Estado: O orçamento é suficiente?

Grella: Teve um incremento que permitiu o provimento dos novos cargos, 900 de assistente jurídico e 305 de outra área. Estamos empenhados na política de instalações físicas, como as promotorias de Campinas, Piracicaba, Ibitinga, Rosana, Votuporanga e Birigui. Desapropriamos um prédio de oito andares no centro de São Paulo porque há carência de espaço na sede do Ministério Público. As aquisições representam uma ampliação de área em torno de 90%. A expansão é inevitável porque frequentemente são criadas novas frentes de atuação, de acordo com as atribuições das promotorias. Foram criados o Grupo Especial de Combate aos Crimes Ambientais, que já registra várias ocorrências, e o Grupo Especial da Educação para que os promotores desenvolvam uma atuação mais concentrada em questões gerais da área. A idade mínima de ingresso no ensino gera grande volume de ações em várias comarcas. O grupo é quem define. Há uma grande demanda também com relação ao funcionamento das creches em período de férias.

Estado: Falta espaço para a instituição?

Grella: Implantamos a Ouvidoria do Ministério Público e dois núcleos Gaeco, em Araçatuba e em Piracicaba. O próximo será no Vale da Ribeira. Também foram instaladas diretorias regionais que dão suporte administrativo e material às promotorias, inclusive para transporte de processos. Abrimos concursos para prover cargos de oficial e auxiliar de promotoria, assistentes sociais, psicólogos, auditores. Preenchemos 600 vagas de assistente jurídico, carreira que não existia. São bacharéis em Direito. Um grande avanço. Está em andamento concurso para promotor, são 128 novos promotores.

Estado: O que são as agências do Ministério Público e como elas vão atuar?

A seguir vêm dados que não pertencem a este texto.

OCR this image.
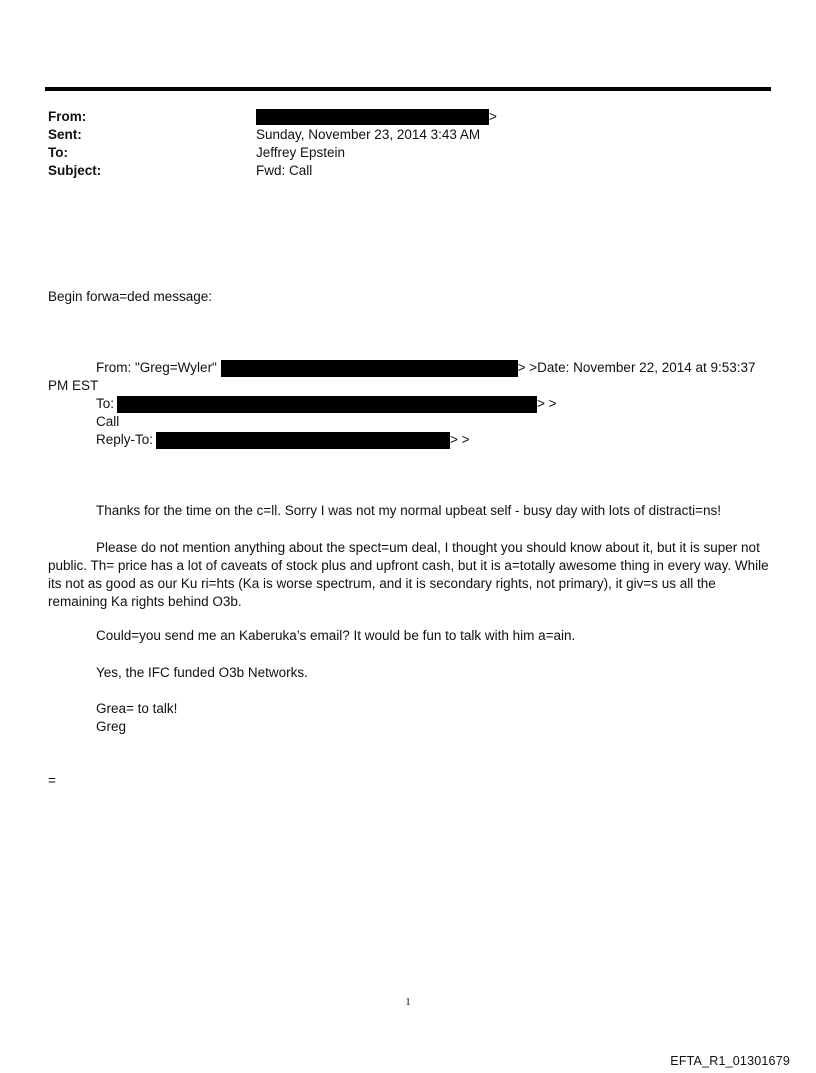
From:	>
Sent:	Sunday, November 23, 2014 3:43 AM
To:	Jeffrey Epstein
Subject:	Fwd: Call
Begin forwa=ded message:
From: "Greg=Wyler"	> >Date: November 22, 2014 at 9:53:37
PM EST
To:	> >
Call
Reply-To:	> >
Thanks for the time on the c=ll. Sorry I was not my normal upbeat self - busy day with lots of distracti=ns!
Please do not mention anything about the spect=um deal, I thought you should know about it, but it is super not public. Th= price has a lot of caveats of stock plus and upfront cash, but it is a=totally awesome thing in every way. While its not as good as our Ku ri=hts (Ka is worse spectrum, and it is secondary rights, not primary), it giv=s us all the remaining Ka rights behind O3b.
Could=you send me an Kaberuka’s email? It would be fun to talk with him a=ain.
Yes, the IFC funded O3b Networks.
Grea= to talk!
Greg
=
1
EFTA_R1_01301679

Grella: Estamos desenvolvendo um debate na classe sobre a modernização da nossa segunda instância. Os procuradores, além de pareceristas, podem ter outra forma de atuação em parceria com promotores do primeiro grau. As agências terão esse modelo, órgãos que congregam promotores e procuradores para agir com maior impacto social, no combate à corrupção, por exemplo. Os grupos que investigam o crime organizado e os carteis são formados por promotores. O novo sistema pode incluir os procuradores. O esforço conjunto com suporte técnico necessário para enfrentar os desvios na administração pública. Não podemos abandonar nossas funções, temos de buscar atuação proativa e não reativa.

Estado: Como vai agir a força tarefa nas promotorias com grande concentração de procedimentos?

Grella: É um projeto especial, que prevê a criação de um grupo designado pela Procuradoria Geral de Justiça para diagnosticar os problemas de acúmulo de inquéritos civis em comarcas menores devido a ausência de um promotor titular. Essa situação provoca tramitação lenta desses feitos. O projeto busca regularizar o acervo, ajudar o promotor a ter uma atuação mais adequada, menos congestionada, por em dia a grande massa de casos sensíveis que não chegaram ao fim. Toda vez que houver uma situação de interesse público poderemos adotar o projeto especial e designar promotores para cuidar da demanda. O projeto especial tem previsão na Lei Orgânica do Ministério Público, mas nunca foi empregado. Era letra morta.